課題

1 【経営方針、経営環境及び対処すべき課題等】

 文中の将来に関する事項は、当連結会計年度末現在において、当社グループが判断したものであります。

 

(1) 会社の経営の基本方針

当社グループは、高い技術水準に裏打ちされた高品質、高機能、環境対応型の塗料製品・コーティング材料とサービスを顧客志向の組織を通じて、真心こめて提供していくことを基本方針としております。

 

また、当社は以下の「企業理念」を経営の基本としております。

 

「企業理念」

神東塗料は、

1. 塗料事業を通じて社会の発展に貢献します。

2. 堅実と信用を第一に、お客様に信頼される会社であり続けます。

3. 社員が愛着を持ち、より誇りの持てる会社を目指していきます。

 

(2) 目標とする経営指標

当社グループにおきましては、業績に占める持分法適用会社の重要性を考慮し、売上高、営業利益、経常利益、売上高営業利益率及び売上高経常利益率を重要な指標として認識しておりますが、当面はコアビジネスの収益力の向上を図るため売上高営業利益率を最重要視しております。

 

(3) 中長期的な会社の経営戦略

当社グループは、現在主な事業地域としている国内市場の構造的な縮小、世界で広がる保護貿易主義的な傾向、原材料価格の値上がり懸念など厳しい市場環境が想定される一方、老朽化した設備の更新投資をはじめとする経費の増加も避けられず、売上高・利益の拡大は容易ではないと認識しております。この課題解決のため、既存製品の改良によるシェア拡大・収益向上、事業範囲の拡大による売上高増加、ITツール導入による生産性向上に取り組んでまいります。また、10年先の利益水準の目標を連結売上高営業利益率10%と設定し、この10年を準備・実施・収穫の3つのフェーズに分けて、様々な施策を進めてまいります。2021年3月期からの3年間は準備フェーズとして2023年3月期の連結売上高営業利益率を4.7%まで引き上げることを目標とする中期経営計画を策定、その後の環境変化等をふまえ、その計画期間を2024年3月期まで1年延長し、その達成に向け取り組んでおりました。しかしながら事業環境は、コロナ禍による業界全体の需要減が長期化する一方、供給不安等による資源価格・原材料価格の高騰が続いております。

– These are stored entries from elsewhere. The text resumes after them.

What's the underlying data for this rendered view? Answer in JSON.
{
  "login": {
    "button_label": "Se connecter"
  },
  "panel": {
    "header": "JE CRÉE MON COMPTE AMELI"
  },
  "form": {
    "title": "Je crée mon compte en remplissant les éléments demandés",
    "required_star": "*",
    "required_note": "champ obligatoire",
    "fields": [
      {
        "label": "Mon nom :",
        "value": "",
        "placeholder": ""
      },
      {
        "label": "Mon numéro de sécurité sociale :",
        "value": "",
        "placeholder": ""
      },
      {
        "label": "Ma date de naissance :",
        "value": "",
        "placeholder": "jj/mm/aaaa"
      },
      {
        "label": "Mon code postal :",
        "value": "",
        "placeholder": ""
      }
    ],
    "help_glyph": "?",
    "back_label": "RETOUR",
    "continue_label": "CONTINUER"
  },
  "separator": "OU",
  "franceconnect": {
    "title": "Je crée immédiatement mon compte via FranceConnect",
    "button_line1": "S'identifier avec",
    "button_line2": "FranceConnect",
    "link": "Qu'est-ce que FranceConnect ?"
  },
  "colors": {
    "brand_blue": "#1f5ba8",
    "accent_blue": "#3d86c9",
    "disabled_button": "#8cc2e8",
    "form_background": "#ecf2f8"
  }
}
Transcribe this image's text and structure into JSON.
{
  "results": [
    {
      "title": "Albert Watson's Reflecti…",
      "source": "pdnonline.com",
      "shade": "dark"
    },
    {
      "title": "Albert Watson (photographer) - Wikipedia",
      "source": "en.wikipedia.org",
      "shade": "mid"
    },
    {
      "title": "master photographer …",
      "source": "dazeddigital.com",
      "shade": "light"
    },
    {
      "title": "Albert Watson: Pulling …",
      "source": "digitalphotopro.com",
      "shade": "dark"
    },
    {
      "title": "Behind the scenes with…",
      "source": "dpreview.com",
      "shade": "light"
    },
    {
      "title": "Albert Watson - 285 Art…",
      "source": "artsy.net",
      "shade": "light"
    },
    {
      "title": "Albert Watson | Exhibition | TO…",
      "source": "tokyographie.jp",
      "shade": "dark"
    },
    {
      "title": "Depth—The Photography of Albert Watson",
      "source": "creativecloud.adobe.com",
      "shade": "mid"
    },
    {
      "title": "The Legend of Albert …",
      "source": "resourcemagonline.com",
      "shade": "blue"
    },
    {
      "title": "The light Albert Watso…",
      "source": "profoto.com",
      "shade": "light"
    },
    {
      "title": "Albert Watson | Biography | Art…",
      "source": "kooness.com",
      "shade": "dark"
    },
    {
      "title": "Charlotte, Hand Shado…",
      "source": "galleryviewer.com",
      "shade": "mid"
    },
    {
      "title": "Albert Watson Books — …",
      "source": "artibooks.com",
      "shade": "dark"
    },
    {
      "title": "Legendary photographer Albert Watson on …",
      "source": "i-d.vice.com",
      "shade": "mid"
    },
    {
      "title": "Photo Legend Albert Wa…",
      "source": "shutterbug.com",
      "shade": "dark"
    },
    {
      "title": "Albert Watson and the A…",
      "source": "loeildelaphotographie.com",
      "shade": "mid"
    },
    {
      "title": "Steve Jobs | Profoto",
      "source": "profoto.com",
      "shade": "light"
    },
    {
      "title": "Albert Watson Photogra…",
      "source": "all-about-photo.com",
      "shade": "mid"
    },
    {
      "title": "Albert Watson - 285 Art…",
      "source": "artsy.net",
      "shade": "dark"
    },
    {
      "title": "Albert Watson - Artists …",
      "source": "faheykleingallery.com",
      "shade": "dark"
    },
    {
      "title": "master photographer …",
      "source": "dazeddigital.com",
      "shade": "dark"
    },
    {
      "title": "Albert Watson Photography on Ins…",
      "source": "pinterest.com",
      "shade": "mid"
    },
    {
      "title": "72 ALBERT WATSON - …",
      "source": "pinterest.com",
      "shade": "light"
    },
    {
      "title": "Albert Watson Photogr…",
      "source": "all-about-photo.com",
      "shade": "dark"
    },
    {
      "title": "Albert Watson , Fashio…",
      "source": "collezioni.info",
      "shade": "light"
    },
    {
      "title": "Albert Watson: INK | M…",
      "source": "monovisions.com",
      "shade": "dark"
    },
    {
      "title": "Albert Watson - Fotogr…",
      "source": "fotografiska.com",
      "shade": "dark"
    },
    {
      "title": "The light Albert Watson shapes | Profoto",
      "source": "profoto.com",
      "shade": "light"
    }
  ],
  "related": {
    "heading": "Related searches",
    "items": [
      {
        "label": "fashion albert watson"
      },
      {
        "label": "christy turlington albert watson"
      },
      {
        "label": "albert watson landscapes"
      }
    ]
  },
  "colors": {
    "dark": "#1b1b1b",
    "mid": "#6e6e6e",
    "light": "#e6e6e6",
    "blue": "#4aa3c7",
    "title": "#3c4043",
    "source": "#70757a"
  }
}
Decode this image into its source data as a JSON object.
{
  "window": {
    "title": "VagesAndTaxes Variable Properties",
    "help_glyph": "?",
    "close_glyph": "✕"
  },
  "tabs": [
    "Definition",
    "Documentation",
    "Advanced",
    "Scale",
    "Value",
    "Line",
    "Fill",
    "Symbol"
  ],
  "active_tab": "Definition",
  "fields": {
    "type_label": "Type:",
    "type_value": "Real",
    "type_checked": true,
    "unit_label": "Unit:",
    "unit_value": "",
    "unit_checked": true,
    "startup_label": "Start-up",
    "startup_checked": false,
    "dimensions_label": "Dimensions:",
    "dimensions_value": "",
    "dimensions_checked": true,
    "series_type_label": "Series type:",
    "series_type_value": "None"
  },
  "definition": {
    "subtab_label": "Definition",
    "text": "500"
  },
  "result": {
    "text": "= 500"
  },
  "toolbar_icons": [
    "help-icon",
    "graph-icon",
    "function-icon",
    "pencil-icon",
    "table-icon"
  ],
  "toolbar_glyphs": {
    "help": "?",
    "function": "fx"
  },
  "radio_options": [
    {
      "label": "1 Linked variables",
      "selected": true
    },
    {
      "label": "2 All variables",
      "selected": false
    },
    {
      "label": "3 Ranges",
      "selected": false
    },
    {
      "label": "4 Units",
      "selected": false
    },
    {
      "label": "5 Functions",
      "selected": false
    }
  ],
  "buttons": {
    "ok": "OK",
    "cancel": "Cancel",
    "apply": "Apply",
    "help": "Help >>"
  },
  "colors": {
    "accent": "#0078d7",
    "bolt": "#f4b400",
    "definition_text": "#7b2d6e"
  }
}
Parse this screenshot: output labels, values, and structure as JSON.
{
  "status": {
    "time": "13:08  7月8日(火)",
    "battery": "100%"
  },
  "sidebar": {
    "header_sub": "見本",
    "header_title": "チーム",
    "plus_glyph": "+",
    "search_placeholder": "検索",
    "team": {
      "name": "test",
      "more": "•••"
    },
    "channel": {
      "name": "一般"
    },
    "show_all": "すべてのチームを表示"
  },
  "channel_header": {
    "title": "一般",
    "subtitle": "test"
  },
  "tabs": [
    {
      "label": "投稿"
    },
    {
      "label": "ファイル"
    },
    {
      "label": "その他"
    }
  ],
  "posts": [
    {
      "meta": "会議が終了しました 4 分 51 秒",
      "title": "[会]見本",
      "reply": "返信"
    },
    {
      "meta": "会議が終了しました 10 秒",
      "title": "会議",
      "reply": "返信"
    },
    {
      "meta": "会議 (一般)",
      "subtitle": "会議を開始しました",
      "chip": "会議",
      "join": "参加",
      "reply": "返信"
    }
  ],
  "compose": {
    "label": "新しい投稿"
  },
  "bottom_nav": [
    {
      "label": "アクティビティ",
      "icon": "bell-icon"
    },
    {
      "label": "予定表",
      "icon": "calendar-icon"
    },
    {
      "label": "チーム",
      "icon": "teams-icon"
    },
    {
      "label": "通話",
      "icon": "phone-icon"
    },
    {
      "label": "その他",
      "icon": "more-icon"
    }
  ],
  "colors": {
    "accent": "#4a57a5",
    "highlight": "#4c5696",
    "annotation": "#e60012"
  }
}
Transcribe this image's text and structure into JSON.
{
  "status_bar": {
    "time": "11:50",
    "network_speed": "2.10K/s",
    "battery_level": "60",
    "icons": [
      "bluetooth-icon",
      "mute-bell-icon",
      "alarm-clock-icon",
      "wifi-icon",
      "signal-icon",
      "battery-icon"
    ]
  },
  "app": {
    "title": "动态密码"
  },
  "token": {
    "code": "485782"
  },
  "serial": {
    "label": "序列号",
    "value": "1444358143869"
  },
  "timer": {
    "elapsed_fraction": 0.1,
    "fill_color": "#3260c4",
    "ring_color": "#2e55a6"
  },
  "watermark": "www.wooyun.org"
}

当社グループとしては、売価是正や合理化等各種改善努力を尽くしたものの、中期経営計画2年目の2022年3月期決算は大幅な連結営業赤字を計上するに至り、最終年度に掲げた連結営業利益目標からさらに乖離する結果となりました。今後の事業環境についても、ロシアによるウクライナ侵攻の長期化等急速な好転が望み難い状況であることに加えて、当社製の一部製品に係る品質不適切行為を受け、品質保証体制や不適切行為を長年放置してきた当社のコンプライアンス・ガバナンス体制について見直し、失った信頼を回復することが急務であると認識しております。
 このような状況をふまえ、今次中期経営計画の取り組みは2023年3月期で一旦終了し、新たに企業風土改革・会社体質改善を主軸とした、2023年度からはじまる3か年の中期経営計画の策定に取り組むことといたします。
 新しい中期経営計画検討の方向性については、最終目標である10年ビジョン(2029年目標連結売上高営業利益率10%)や経営基本方針は変更しませんが、従来とは以下の通りアプローチを変えて取り組む方針です。

 

① 『塗料製品の一層の高機能化』および『生産性の向上』は、再発防止策の徹底、企業風土改革・体質改善の取り組みと組み合わせ、「環境のシントー」に資する製品開発・不採算品目からの撤退も含め、検討を加速する。
② 『事業領域の拡大』は、従来の自社シーズによる自律的成長のみならず、外部資源の導入による成長も視野に、取り組みを進める。
③ 信頼される品質の製品をお届けすることを企業価値の中心に位置づけ、お届けした製品をお客様等にご評価いただくことで収益を確保していくとともに、3年後の業績目標は、各種努力の積み上げにより設定する。
 

(塗料事業)

塗料事業につきましては、利益率の改善に向けて、既存塗料製品の高機能化によるシェア獲得・高利益率化の成果発現、新規コーティング材の開発及び海外市場進出による事業拡大の加速、ITツール導入による業務の可視化等を通じた生産性向上を製造、販売、研究開発、管理の全ての分野において推進することの3つを事業展開の軸に取り組んでまいります。

 

(化成品事業)

住化エンバイロメンタルサイエンス㈱より受託生産しております化成品事業につきましては、同社と緊密に連携しつつ、高品質な製品を安定的に供給してまいります。

 

(4) 会社の対処すべき課題

今後の見通しといたしましては、新型コロナウイルス感染症の収束は不透明な状況が続いておりますものの、ワクチン接種の広がりなどにより、経済活動は緩やかに正常化していくものと予想されますが、一方で原材料価格の動向など、当社を取り巻く事業環境は一層困難を伴うものになると思われます。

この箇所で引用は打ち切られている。